16 February, 2018

I Thessalonians 4:3—“For this is the will of God … that ye should abstain from fornication”



For this is the will of God, even your sanctification, that ye should abstain from fornication (I Thess. 4:3).


COMMON GRACE ARGUMENT:
This text is often thought to be an example in Scripture of an “unfulfilled desire” in God, and therefore further ground to bolster the case for “the well-meant offer” (i.e. the notion that the Almighty has an earnest and fervent desire, will, wish or want for the salvation of the reprobate—a notion which implies a failing, foolish and frustrated God).
The key word in this text is “will,” and this word is presumed by some to be synonymous with “desire;” and therefore the argument is this: God “desires” the holiness of men and for all to not sin … and yet men (both believers and unbelievers) still sin. Therefore there is a sense in which God really does desire something which for the most part doesn’t come to pass.



(I)

Rev. Angus Stewart

[Source: Public lecture: “God’s Saving Will in the New Testament”]

God’s will has historically and very helpfully been spoken of in chiefly two ways: there is the “will of God’s decree” (i.e. what God shall do—this refers to His eternal counsel which determined absolutely everything that shall come to pass) and there is the “will of God’s command” (i.e. what He tells us we should do—this refers to His moral, ethical requirements which are summed in the Ten Commandments).

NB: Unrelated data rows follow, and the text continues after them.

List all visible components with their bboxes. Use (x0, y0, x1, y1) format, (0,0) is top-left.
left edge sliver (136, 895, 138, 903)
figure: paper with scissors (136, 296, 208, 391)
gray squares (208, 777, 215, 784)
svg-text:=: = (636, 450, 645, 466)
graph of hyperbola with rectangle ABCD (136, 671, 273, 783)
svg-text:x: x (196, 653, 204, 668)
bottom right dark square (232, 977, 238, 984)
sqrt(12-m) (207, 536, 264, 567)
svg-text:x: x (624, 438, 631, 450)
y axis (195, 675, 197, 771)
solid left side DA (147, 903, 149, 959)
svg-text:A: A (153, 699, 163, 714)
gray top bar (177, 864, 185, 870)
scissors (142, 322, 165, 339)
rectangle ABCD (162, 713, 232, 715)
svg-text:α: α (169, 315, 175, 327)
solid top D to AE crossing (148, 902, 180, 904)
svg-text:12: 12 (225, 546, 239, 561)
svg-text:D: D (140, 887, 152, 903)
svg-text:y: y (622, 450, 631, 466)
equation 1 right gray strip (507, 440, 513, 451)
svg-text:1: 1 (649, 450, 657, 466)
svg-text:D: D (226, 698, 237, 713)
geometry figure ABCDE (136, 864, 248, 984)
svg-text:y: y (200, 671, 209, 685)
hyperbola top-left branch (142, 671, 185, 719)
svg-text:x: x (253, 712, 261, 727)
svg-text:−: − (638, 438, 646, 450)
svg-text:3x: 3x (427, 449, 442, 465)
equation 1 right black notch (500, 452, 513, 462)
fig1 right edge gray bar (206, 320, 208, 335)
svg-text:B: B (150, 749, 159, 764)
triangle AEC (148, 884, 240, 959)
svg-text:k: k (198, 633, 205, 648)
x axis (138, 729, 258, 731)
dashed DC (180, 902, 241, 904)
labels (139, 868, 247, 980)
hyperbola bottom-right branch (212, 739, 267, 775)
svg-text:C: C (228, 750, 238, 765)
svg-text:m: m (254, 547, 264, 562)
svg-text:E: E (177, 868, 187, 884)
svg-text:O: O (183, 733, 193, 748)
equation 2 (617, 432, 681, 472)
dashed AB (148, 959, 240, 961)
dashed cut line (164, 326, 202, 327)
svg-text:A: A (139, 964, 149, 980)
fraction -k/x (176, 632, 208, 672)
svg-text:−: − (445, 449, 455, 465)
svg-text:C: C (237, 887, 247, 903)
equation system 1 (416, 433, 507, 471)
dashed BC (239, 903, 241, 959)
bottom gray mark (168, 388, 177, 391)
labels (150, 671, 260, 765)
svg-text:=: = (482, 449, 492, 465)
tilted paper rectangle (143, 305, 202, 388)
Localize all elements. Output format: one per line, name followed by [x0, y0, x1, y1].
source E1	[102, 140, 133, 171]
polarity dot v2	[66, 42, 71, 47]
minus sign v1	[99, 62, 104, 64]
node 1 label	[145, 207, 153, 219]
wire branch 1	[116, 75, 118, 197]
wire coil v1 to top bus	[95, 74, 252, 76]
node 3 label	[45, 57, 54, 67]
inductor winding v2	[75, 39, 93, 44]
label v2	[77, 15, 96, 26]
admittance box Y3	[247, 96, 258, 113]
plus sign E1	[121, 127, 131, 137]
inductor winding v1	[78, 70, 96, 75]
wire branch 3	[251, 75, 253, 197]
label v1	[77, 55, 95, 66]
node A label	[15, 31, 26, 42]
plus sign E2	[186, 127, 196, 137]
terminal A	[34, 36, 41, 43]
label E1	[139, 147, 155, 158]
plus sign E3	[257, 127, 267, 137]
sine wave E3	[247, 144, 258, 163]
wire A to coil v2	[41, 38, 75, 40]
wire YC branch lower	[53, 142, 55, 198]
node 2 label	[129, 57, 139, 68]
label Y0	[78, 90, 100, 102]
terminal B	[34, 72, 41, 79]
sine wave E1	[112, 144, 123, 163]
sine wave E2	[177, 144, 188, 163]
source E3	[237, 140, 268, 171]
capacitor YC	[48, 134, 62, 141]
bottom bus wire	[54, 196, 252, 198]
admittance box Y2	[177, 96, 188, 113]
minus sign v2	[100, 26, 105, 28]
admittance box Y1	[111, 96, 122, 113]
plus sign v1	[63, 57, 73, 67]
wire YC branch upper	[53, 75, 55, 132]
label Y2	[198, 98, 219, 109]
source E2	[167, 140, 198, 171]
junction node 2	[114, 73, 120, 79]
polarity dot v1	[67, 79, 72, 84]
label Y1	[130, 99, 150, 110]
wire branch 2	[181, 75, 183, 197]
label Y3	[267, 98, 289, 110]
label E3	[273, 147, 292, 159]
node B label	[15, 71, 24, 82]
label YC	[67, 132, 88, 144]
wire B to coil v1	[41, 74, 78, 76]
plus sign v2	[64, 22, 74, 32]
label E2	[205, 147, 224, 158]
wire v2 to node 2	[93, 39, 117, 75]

I Thessalonians 4:3 is referring to God’s will of command. This is what He demands people to do, what pleases Him, and that fornication is what He is awfully displeased with and punishes (Heb. 13:4).

But, someone may ask, does not a ‘command’ of God entail a desire of God? When we come to the will of God’s decree, that definitely is what God desires, wishes and wants to happen—and therefore it comes about. When we deal with the commands of God, on the other hand, they don’t tell us what God desires or wishes or wants to happen—they tell us what God is pleased with.

If a command of God means that God wants every individual person to do it, what does that do to God? Thomas Aquinas [described] God as “the unmoved Mover,” [but the] view of a ‘command’ of God requiring that God desires that it take place makes God “the most frustrated Desirer ever.” Think of it this way: The unbeliever, because of his total depravity, cannot do any good (“There is none that doeth good”—Rom. 3:12). [If we follow the idea that God’s commands tell us what God ‘desires,’ then you end up with] the majority of people, all of their life, frustrating a desire of God. Think of the [elect child of God]—some are regenerated as infants and others are regenerated later: Let’s say there’s someone who’s effectually called when he’s thirty years old, so that everything up to that thirty years was only sinful and nothing righteous and pleasing to God in [anything] that person did. Then, after that person is converted, the good that he would, he does not, and the evil that he would not, that he does (cf. Rom. 7:14-16)—i.e. even in the good that he does, there is always sin; and, for use of a better phrase, even in the evil that we do, there is always a little bit of good in it—for you always hate it as a believer. So if every command means that God desires it (e.g. the Ten Commandments: “no other gods before Me; worship Me only in the way that I tell you; don’t take the name of the Lord God in vain and remember the Sabbath day to keep it holy; honour all authority over you; no killing, adultery, stealing, lying or coveting …”)—you end up with God’s desires with regard to the reprobate and all their lives … thwarted; and then all the life of the elect before they’re saved (more unfulfilled desires), and then with regard to the believer, as he never seems to do anything perfect either … This view ends up with God just incredibly frustrated, failed desires—all these things He wished and wanted to happen never happen (the opposite happens), and that He decreed these things so that they would never happen (He decreed the fall, He decreed reprobation, He decreed that Christ wouldn’t die for the reprobate, He decreed that He wouldn’t regenerate them or reveal Christ to them, or preserve them or keep them, or glorify them, or raise them up at the resurrection …) What does that do to God? [The] Bible talks about God’s will being sovereign, gracious, saving, etc.

A command of God doesn’t show what God desires. It shows what pleases God. So you can say to an unbeliever “You should repent, because your life has been totally displeasing to God and wicked. And this would be the first thing you do that has ever pleased God.” And you can say to someone who’s a Christian, “You need to change the way you are living in this area of your life because that’s dishonouring to God. This pleases Him. This is the good, perfect, acceptable and pleasing will of God (cf. Rom. 12:2, which is dealing with the will of command).”